# Can anyone solve integral with variable limits

1. Apr 1, 2005

### sid_galt

Can anyone solve this?

$$\int_{-L{\substack{2}}}^{L{\substack{1}}-L{\substack{2}}} \left[ \int_{-L{\substack{2}}+R{\substack{x}}}^{L{\substack{4}}+R{\substack{x}}} \frac{{\sigma}xz}{4\pi\varepsilon{\substack{0}}(x^2+y^2+z^2){\sqrt{(x^2+z^2)(y^2+z^2)}}} dx \right] dz$$

where $$\sigma$$ and $$y$$ are constants.

2. Apr 1, 2005

### dextercioby

Is that integral with variable limits ??If it weren't,you'd be able to integrate wrt "x" quite easily.Though the integral wrt "z" is quite difficult.

Daniel.

3. Apr 1, 2005

### sid_galt

The limits with z are variable.
Actually I was trying to analyze the motion of a charged particle in a charged hollow cuboid with charge density $$\sigma$$ and dimensions $$L_{\substack{1}}$$ (z-axis) and $$2 \times L_{\substack{4}}$$ (x and y axis) with the particle moving along the z axis and its position along z axis at any time given by $$L_{\substack{2}}$$.

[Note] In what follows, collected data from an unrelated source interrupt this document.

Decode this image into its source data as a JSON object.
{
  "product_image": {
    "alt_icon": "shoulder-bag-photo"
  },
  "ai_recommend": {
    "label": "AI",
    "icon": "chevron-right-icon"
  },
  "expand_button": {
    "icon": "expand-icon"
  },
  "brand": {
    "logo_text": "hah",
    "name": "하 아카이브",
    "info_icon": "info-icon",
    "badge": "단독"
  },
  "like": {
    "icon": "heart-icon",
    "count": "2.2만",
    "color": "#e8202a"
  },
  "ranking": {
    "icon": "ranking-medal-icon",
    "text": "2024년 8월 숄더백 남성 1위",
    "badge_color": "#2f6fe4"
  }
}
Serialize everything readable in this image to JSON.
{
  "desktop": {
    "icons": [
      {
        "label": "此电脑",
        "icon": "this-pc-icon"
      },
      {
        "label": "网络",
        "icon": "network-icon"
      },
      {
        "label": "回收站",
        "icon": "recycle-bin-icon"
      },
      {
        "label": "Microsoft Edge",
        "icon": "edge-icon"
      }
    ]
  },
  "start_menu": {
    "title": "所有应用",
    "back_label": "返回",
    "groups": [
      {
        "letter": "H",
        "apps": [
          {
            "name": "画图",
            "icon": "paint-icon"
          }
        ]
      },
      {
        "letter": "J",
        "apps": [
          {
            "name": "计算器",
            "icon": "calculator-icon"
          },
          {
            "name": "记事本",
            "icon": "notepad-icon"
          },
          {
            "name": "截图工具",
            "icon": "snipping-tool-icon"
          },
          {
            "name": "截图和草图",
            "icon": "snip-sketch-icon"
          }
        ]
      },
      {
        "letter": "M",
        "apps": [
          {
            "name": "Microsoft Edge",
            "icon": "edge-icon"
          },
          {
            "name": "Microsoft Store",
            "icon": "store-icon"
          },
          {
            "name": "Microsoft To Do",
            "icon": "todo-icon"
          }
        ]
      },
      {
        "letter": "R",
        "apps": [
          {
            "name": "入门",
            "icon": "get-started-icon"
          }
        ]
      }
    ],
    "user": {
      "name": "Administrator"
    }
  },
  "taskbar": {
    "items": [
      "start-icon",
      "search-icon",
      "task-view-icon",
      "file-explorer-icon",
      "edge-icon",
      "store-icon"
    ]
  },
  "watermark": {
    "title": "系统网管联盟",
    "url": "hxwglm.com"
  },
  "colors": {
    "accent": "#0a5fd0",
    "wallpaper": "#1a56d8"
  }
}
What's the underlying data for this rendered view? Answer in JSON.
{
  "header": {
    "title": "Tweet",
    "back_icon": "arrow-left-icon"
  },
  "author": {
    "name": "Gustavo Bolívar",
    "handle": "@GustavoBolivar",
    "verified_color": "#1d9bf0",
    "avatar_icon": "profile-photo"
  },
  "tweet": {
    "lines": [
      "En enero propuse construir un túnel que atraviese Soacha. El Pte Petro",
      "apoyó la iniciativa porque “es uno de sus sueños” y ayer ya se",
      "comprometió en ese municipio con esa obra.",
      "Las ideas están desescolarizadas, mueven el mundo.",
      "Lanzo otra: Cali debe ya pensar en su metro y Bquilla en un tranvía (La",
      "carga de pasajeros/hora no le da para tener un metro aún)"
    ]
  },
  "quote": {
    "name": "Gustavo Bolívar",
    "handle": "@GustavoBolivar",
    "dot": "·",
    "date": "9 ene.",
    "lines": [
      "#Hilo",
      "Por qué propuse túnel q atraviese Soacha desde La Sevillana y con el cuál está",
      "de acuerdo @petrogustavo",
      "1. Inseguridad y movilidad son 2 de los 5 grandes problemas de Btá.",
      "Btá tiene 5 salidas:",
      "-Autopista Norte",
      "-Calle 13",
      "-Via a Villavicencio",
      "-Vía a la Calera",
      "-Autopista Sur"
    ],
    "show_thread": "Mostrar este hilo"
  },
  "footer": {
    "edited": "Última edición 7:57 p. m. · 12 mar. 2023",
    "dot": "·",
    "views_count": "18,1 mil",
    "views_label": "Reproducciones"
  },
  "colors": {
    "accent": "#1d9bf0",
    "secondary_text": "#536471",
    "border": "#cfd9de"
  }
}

This equation I made up for the electric field the charged particle would experience along the x-axis at any point in the hollow cuboid.

Is there any way to solve the integral?

4. Apr 1, 2005

### dextercioby

Shouldn't the integral be a constant...?I mean,should it depend on "x"...?

Make the subsitution

$$x=z\sinh u$$

and solve the integral wrt "x" and then write the one wrt "z" (here),so we can see whether it's doable or not.

Daniel.

5. Apr 1, 2005

### sid_galt

Sorry, my bad. It should be constant.

I tried doing the integration (performed part of integration at site integrals.wolfram.com as it had got very tough). Here's what I got

$$\int_{-L_2}^{L_1-L_2} \displaystyle\frac{\sigma}{4\pi\varepsilon_0} \times \displaystyle\frac{z}{\sqrt{y^2+z^2}} \times \left[\displaystyle\frac{\ln(x^2+z^2)}{2y^2}-\displaystyle\frac{\ln(x^2+y^2+z^2)}{2y^2}\right]dz$$

Is this correct?
Is there any way to integrate it further?

6. Apr 1, 2005

### dextercioby

I don't know whether it is correct or not,i didn't do the calculations...I think your integral can be done.

Use this

$$\int \frac{x\ln \left( 1+x^2\right) }{\sqrt{1+x^2}}dx=\allowbreak \sqrt{\left( 1+x^2\right) }\ln \left( 1+x^2\right) -2\sqrt{\left( 1+x^2\right) } +C$$

Daniel.

7. Apr 3, 2005

### sid_galt

Thanks a lot for the help.

Could you help me in this one?

$$\int \sinh u \arctan \left (\sqrt{\displaystyle\frac{a}{b} + \sinh^2 u}\right) du$$
$$\Rightarrow \int \sinh u \arctan \left (\sqrt{\displaystyle\frac{a}{b} - 1 + \cosh^2 u}\right) du$$

I tried the substitution $$x = \cosh u$$ which got me

$$\displaystyle\frac{dx}{du} = \sinh u$$
$$\Rightarrow du = \displaystyle\frac{dx}{\sinh u}$$

Substituting

$$\int \arctan (\sqrt{c + x^2}) dx \quad where \quad c = \displaystyle\frac {a}{b} - 1$$

Can this one be done?

8. Apr 4, 2005

### dextercioby

I don't think it's expressible as a combo of familiar special functions,else wolfram's site would have done it...

Daniel.